Cada vez son más espaciados los días de la escritura. Ya no es, al menos en el ordenador, un impulso constante, una tarea realizada como rutina. Me he descuidado. Cuelgo la toalla cada día que paso sin escribir una línea.

Culpo a la rutina que me infringe heridas de cansancio. Me levanto cada mañana con secuelas y cicatrices evidentes. Ya en el rostro se me ve el cansancio, y en el andar, la impaciencia que lleva al odio subrepticio por la gente que sufre inocente mi trepidante intolerancia.

Se me da el silencio ante la ofensa.

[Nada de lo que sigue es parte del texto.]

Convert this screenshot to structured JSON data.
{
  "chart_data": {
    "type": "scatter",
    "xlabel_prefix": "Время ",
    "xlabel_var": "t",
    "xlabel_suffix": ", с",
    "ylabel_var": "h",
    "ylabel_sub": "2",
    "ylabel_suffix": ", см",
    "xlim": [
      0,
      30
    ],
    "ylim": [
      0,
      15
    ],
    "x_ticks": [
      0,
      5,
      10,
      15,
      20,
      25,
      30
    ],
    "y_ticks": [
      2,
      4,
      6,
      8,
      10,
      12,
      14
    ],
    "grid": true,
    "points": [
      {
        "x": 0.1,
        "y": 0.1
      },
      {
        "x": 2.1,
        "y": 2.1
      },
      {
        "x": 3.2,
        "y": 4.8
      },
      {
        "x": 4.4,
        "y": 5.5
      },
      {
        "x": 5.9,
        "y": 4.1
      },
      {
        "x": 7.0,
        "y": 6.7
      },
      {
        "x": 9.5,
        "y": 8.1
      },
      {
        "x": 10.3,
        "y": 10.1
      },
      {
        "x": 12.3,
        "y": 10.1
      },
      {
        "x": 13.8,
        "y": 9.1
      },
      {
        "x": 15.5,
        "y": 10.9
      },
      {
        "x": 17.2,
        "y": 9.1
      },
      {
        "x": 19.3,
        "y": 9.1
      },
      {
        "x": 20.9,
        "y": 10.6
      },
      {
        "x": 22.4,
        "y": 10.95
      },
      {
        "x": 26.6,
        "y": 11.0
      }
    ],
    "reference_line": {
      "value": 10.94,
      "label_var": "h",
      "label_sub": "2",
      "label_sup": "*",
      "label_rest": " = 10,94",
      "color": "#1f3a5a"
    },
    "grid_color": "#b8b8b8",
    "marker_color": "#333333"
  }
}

Ese rechazo que expreso cuando las cosas no salen como yo quisiera. Cuando el castillo de mi orden se derrumba y mi día se ve privado de todo lo que aligera la carga de vivir.

Trabajo en lo nimio: llevo inventarios, limpio pisos y mesas, lavo platos. Contagio un falso buen humor y una forzada sonrisa porque se me paga para tal motivo.

Soy el desastre que no supe anticipar. El lamento fácil de mi medianía. Mi rechazo por las formas, por la falta de compromiso que los otros ejecutan con sus actos de inmejorable mediocridad.

Debo vivir con ellos, compartir el mismo espacio y sentir el odio o la envidia que se oculta en una frase de evidente sarcasmo. No saben que anticipo esa falta de honestidad. Que para mí el andarme con rodeos me parece una tarea agotadora. Que si quiero decir lo que pienso lo digo. O si me lo guardo, lo hago por la sana convivencia, para no hacer de la rutina un martirio utilizando la mentira como estratagema para la buena convivencia.

Las mil palabras son aún una cuesta arriba.

Al final dejaré caer la piedra de mi escritura para mañana.
Abatido por la fatalidad, volveré a empezar.